The RSS item title is extracted from the text contained in the first h1 element found on a HTML page belonging to my site. The text contained in the title element of the same HTML page is used to provide the description, for now, because I added some extra Perl code after the above snippet:
my @p_elts = $tree->look_down( _tag => 'p' );
if ( @p_elts ) {
my $par = $p_elts[ 0 ]->as_trimmed_text;
if ( $par =~ /^[^.!?]+[.!?]$/ and @p_elts > 1 ) {
$par = $p_elts[ 1 ]->as_trimmed_text;
}
$par =~ s/\s+/ /g;
$par =~ s/(^.{1,300}\S+\s).*/$1\[...\]/;
$desc = $par;
}
$tree->delete;
The above Perl snippet first obtains all paragraph (p) elements if available in the HTML page.

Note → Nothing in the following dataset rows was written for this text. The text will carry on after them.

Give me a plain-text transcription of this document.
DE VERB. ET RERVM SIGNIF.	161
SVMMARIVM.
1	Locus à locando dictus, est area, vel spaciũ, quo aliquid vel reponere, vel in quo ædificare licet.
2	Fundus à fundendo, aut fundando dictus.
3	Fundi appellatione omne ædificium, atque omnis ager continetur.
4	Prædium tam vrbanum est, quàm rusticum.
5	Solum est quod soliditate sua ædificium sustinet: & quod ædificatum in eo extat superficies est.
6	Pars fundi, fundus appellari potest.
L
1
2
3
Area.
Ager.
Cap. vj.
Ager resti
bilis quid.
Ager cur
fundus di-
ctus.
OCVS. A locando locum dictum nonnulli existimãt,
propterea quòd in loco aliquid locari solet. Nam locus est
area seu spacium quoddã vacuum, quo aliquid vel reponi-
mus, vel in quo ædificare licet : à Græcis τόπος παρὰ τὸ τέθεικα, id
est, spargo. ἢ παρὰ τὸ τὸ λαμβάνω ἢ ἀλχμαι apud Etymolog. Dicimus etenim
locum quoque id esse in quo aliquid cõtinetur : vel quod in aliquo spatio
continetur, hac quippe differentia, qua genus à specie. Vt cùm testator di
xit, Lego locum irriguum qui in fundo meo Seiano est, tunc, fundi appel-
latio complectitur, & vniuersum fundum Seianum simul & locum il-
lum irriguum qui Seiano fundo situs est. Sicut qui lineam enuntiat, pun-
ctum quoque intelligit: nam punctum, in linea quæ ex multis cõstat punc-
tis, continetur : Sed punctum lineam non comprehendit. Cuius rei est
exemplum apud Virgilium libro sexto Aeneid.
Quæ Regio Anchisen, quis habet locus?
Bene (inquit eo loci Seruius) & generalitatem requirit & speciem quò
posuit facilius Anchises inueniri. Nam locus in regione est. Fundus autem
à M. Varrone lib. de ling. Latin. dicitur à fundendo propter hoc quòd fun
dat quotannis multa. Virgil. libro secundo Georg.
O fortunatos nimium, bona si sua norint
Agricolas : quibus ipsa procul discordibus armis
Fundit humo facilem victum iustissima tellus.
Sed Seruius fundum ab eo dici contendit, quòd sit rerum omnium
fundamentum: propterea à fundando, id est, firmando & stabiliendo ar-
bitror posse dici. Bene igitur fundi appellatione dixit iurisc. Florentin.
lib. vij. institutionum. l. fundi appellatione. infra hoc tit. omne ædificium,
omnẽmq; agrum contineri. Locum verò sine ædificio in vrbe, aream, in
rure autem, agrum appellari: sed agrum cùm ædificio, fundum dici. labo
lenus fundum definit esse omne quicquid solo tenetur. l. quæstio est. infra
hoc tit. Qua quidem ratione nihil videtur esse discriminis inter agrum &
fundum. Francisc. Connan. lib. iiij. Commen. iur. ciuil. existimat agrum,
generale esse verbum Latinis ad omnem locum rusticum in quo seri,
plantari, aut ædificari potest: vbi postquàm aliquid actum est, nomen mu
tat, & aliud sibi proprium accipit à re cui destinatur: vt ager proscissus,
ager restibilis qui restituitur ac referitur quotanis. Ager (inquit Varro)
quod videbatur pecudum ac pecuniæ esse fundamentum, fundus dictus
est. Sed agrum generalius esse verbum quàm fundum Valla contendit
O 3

If there are zero or more paragraphs, the text inside the p element is obtained, with
leading and trailing whitespace removed (as_trimmed_text
method). Next a
simple test checks if the first paragraph is not just one sentence (one or more
non-end-of-sentence characters followed by one end-of-sentence-character) and if there is at least
one more p element. If this is the case the text inside the second p element is used (again trimmed).
Finally, some clean up is done: sequences of arbitrary whitespace are compressed into a single space, and the paragraph length is reduced to roughly 301 characters followed by [...] without chopping off parts of non-whitespace characters. As always, feed back is welcome.
Note: $title and $desc are used outside the given code snippets, hence the lack of my
.